When I was young, I grew up reading SF and Fantasy—interesting people like Michael Moorcock and Gene Wolfe—and then my father introduced me to Kafka when I was fourteen and I stopped reading genre fiction cold, really dug into high literature—Beckett, Joyce, Woolf, Marquez, etc. As a young writer, I felt the line and division between literary and genre fiction to be very firm and very definite. But as time has gone on, I’ve found more and more to cause me to question my assumptions about that, and have started to feel that there’s much conversation possible across genre lines. There were a few key moments in changing my attitude.
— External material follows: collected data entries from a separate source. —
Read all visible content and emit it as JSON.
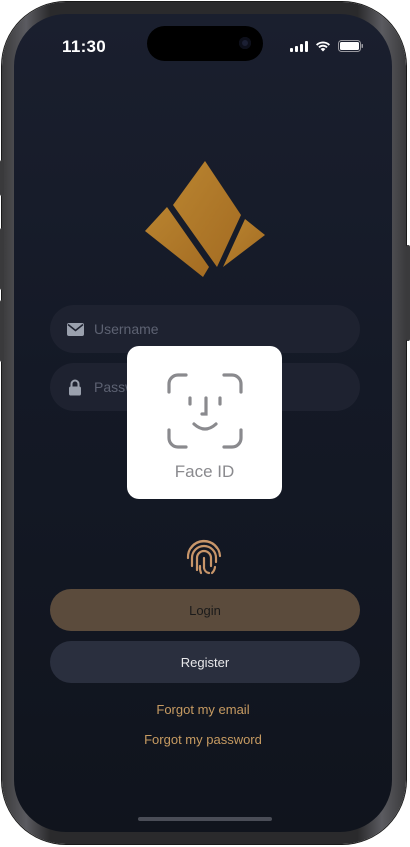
{
  "status_bar": {
    "time": "11:30",
    "icons": [
      "cellular-signal-icon",
      "wifi-icon",
      "battery-icon"
    ]
  },
  "logo": {
    "icon": "diamond-logo",
    "color": "#b07a2a"
  },
  "form": {
    "username_placeholder": "Username",
    "password_placeholder": "Password",
    "username_icon": "mail-icon",
    "password_icon": "lock-icon"
  },
  "faceid_modal": {
    "label": "Face ID",
    "icon": "face-id-icon"
  },
  "fingerprint": {
    "icon": "fingerprint-icon",
    "color": "#c8966a"
  },
  "buttons": {
    "login_label": "Login",
    "register_label": "Register"
  },
  "links": {
    "forgot_email": "Forgot my email",
    "forgot_password": "Forgot my password"
  },
  "colors": {
    "background": "#141926",
    "accent": "#c79b62",
    "login_button": "#5b4b3c",
    "register_button": "#2a2f3e"
  }
}
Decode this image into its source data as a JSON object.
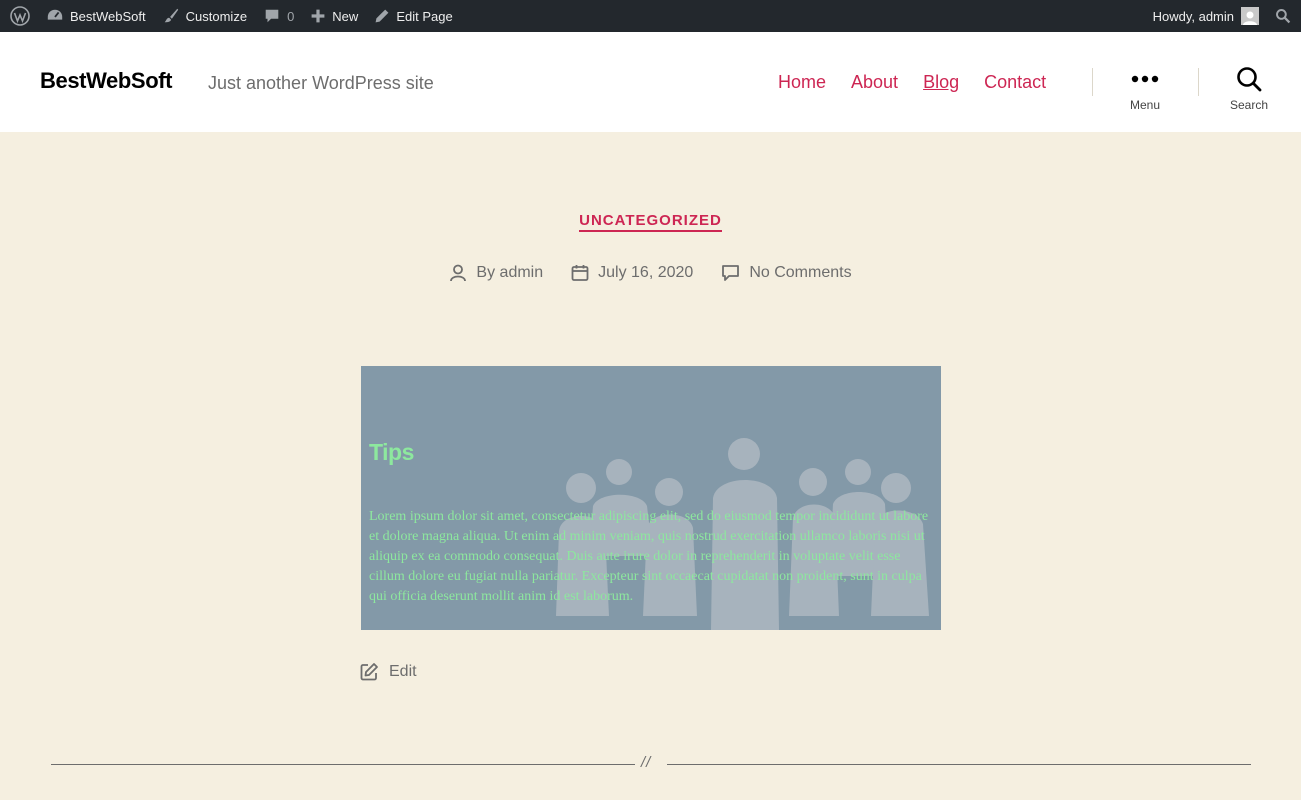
{
  "adminbar": {
    "site_name": "BestWebSoft",
    "customize": "Customize",
    "comments_count": "0",
    "new_label": "New",
    "edit_page": "Edit Page",
    "howdy": "Howdy, admin"
  },
  "header": {
    "site_title": "BestWebSoft",
    "tagline": "Just another WordPress site",
    "nav": [
      "Home",
      "About",
      "Blog",
      "Contact"
    ],
    "current_nav": "Blog",
    "menu_label": "Menu",
    "search_label": "Search"
  },
  "post": {
    "category": "UNCATEGORIZED",
    "author": "By admin",
    "date": "July 16, 2020",
    "comments": "No Comments",
    "cover_title": "Tips",
    "cover_text": "Lorem ipsum dolor sit amet, consectetur adipiscing elit, sed do eiusmod tempor incididunt ut labore et dolore magna aliqua. Ut enim ad minim veniam, quis nostrud exercitation ullamco laboris nisi ut aliquip ex ea commodo consequat. Duis aute irure dolor in reprehenderit in voluptate velit esse cillum dolore eu fugiat nulla pariatur. Excepteur sint occaecat cupidatat non proident, sunt in culpa qui officia deserunt mollit anim id est laborum.",
    "edit_label": "Edit"
  },
  "separator": "//",
  "colors": {
    "accent": "#cd2653",
    "background": "#f5efe0",
    "adminbar": "#23282d",
    "cover_bg": "#8399a8",
    "cover_text": "#8de89e"
  }
}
One came when Peter Straub edited the New Wave Fabulist issue for Conjunctions, an issue that changed the way I thought about genre writers by curating them within a literary magazine, which allowed people (or at least me) to see things about them they should have been seeing all along. Another was when I was awarded an International Horror Guild Award. I was a little shocked at first, and then began to pay more attention to what was going on in genre fiction, and realized that there were some genuinely amazing writers within that category. I’ve come to feel over time that there are as many good writers in genre fiction as in literary fiction, and as many bad on both side of the line as well. As my writing has gone on, I’ve had more and more of a tendency to step back and forth across those lines, hopefully in a way that draws the best elements of both literature and genre together.

“The Sladen Suit” and “The Absent Eye” and a number of other stories here certainly do traffic in horror. Every era of course gets the monsters it deserves. Frankenstein’s creation was as reflective of the Industrial Revolution as Godzilla was of the Atomic Age. Ridley Scott’s acid-blooded alien seems to presage the AIDS epidemic and The Human Centipede speaks to our current fears about our food-supply chain. What do you suppose is frightening us right now in 2012?

The two stories you mention both deal in some way or another with the idea of permeability or leakage between worlds, and I think that’s a fear that runs through the collection as a whole, and is probably tied to a more generalized fear about the nature of reality that is very much tied to our age as a whole (with us becoming more and more conscious of all the ways that reality approaches us in only mediated forms, and struggling as well with the degree to which our notion of reality is manipulated). “The Sladen Suit” is about a kind of impossible passage from one world to another, or maybe to the same world, very hard to say. “The Absent Eye” is a kind of alternate history of the soul that suggests that a spiritual world is just as confused and mortal as our own, with lives living parasitically connected but parallel. A lot of the stories in Windeye explore notions of reality and perception, and I think that’s an almost central obsession to life these days.

Do you find Mitt Romney as frightening as I do?

I think I probably find him even more frightening that you do, since I’m a former Mormon…

Andrew Ervin is the author of Extraordinary Renditions. He lives in Philadelphia.